5. Dans une société divisée en dominants et dominés, il existe une tradition à la visibilité constamment refoulée, celle des opprimés et des vaincus.

6. L’expérience marchande, si différente de l’expérience de la production, de la guerre ou du sacré, est représentée par la figure du voyageur, de l’aventurier. En grec ancien elle est l’expérience par excellence : empeiria, expérience et emporia, commerce ont pour racine commune peiro, traverser, voyager. Le risque associé à la quête de la nouveauté détermine les valeurs du marchand voyageur. Pour celui qui va de place en place les traditions sont relatives, méritent d’être bousculées.

7. Le capitalisme, qui se déploie sur les résultats accumulés de l’expérience marchande, est la première société de classe fondée sur une rupture métaphysique avec la tradition.

8. Comme l’étendue pour le marchand, l’avenir pour le capitalisme est un inépuisable terrain de conquête.

9. L’antitradition futuriste est la vérité de la temporalité capitaliste.

10. Comme l’a vu Walter Benjamin, le capitalisme libéral à son apogée, c’est-à-dire au moment de sa transformation impériale, a lui-même ruiné les conditions de possibilité de l’expérience. Autant dire qu’après deux guerres mondiales, la richesse de l’humanité, sa richesse d’expérience, a disparu.

11. ON nous enjoint sans cesse de déléguer notre expérience : nous déléguons notre habileté à des machines, notre mémoire aux ordinateurs, notre perception du paysage à nos caméras.

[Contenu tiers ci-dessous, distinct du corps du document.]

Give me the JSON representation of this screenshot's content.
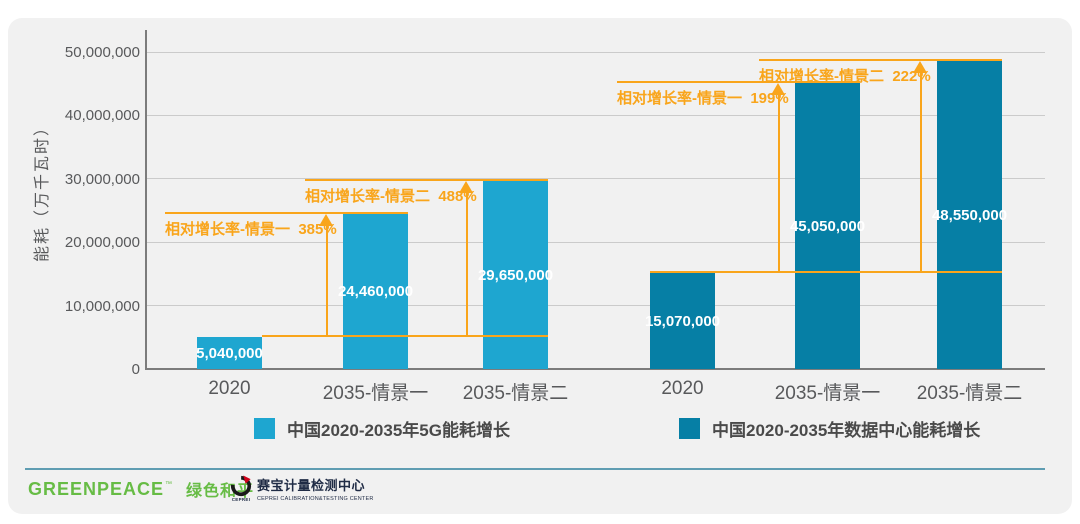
{
  "chart_data": {
    "type": "bar",
    "title": "",
    "ylabel": "能耗（万千瓦时）",
    "xlabel": "",
    "grid": true,
    "legend_position": "bottom",
    "background_color": "#F1F1F1",
    "annotation_color": "#F9A51B",
    "ylim": [
      0,
      53500000
    ],
    "y_ticks": [
      {
        "value": 0,
        "label": "0"
      },
      {
        "value": 10000000,
        "label": "10,000,000"
      },
      {
        "value": 20000000,
        "label": "20,000,000"
      },
      {
        "value": 30000000,
        "label": "30,000,000"
      },
      {
        "value": 40000000,
        "label": "40,000,000"
      },
      {
        "value": 50000000,
        "label": "50,000,000"
      }
    ],
    "groups": [
      {
        "name": "中国2020-2035年5G能耗增长",
        "color": "#1EA6D0",
        "categories": [
          "2020",
          "2035-情景一",
          "2035-情景二"
        ],
        "values": [
          5040000,
          24460000,
          29650000
        ],
        "value_labels": [
          "5,040,000",
          "24,460,000",
          "29,650,000"
        ],
        "annotations": [
          {
            "label": "相对增长率-情景一",
            "value": "385%",
            "from": "2020",
            "to": "2035-情景一"
          },
          {
            "label": "相对增长率-情景二",
            "value": "488%",
            "from": "2020",
            "to": "2035-情景二"
          }
        ]
      },
      {
        "name": "中国2020-2035年数据中心能耗增长",
        "color": "#067FA5",
        "categories": [
          "2020",
          "2035-情景一",
          "2035-情景二"
        ],
        "values": [
          15070000,
          45050000,
          48550000
        ],
        "value_labels": [
          "15,070,000",
          "45,050,000",
          "48,550,000"
        ],
        "annotations": [
          {
            "label": "相对增长率-情景一",
            "value": "199%",
            "from": "2020",
            "to": "2035-情景一"
          },
          {
            "label": "相对增长率-情景二",
            "value": "222%",
            "from": "2020",
            "to": "2035-情景二"
          }
        ]
      }
    ]
  },
  "legend": {
    "items": [
      {
        "label": "中国2020-2035年5G能耗增长",
        "color": "#1EA6D0"
      },
      {
        "label": "中国2020-2035年数据中心能耗增长",
        "color": "#067FA5"
      }
    ]
  },
  "footer": {
    "greenpeace_wordmark": "GREENPEACE",
    "greenpeace_tm": "™",
    "greenpeace_cn": "绿色和平",
    "cepri_logo_caption": "CEPREI",
    "cepri_name": "赛宝计量检测中心",
    "cepri_sub": "CEPREI CALIBRATION&TESTING CENTER"
  }
}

12. Dans ces conditions, tout recours à la tradition est un comme si, une manifestation d’impuissance nostalgique.

13. Dès lors tout ce qu’ON nous présente comme expérience est factice. Avoir des expériences, faire des expériences signifie clairement que ceux qui les ont ou les font ont un rapport transitif à l’expérience, ne sont plus habités par elle, et en souligne l’extériorité par rapport à son sujet, qui peut dès lors consommer de l’expérience comme tout autre marchandise.

14. Chaque fois qu’un homme se révolte, il se sent habité par une expérience substantielle.

15. Contrairement à un sentiment répandu, la révolte n’implique que secondairement une rupture avec la tradition ; elle rompt avec un ordre qui se fonde ou ne se fonde pas, tel le pouvoir présent, sur la tradition.

16. Dans un monde sans expérience, la révolte est celle qui ramène et subsume toutes les autres : l’expérience amoureuse, l’expérience du combat, l’expérience de nouvelles formes de vie.

17. Comme toute expérience substantielle, l’expérience de la révolte est à elle-même son propre langage ; elle est transmissible. Elle s’inscrit alors dans l’immémoriale tradition des opprimés.

18. La tradition des opprimés se nourrit de chaque geste de révolte contre la tradition des oppresseurs ; c’est dans la révolte qu’elle trouve son accomplissement. « Il existe un rendez-vous tacite entre les générations passées et la nôtre. Nous avons été attendus sur la terre. À nous comme à chaque génération précédente, fut accordée une faible force messianique sur laquelle le passé fait valoir une prétention. Cette prétention il est impossible de l’éluder. L’historien matérialiste en sait quelque chose. » (Benjamin, Sur le concept d’histoire.)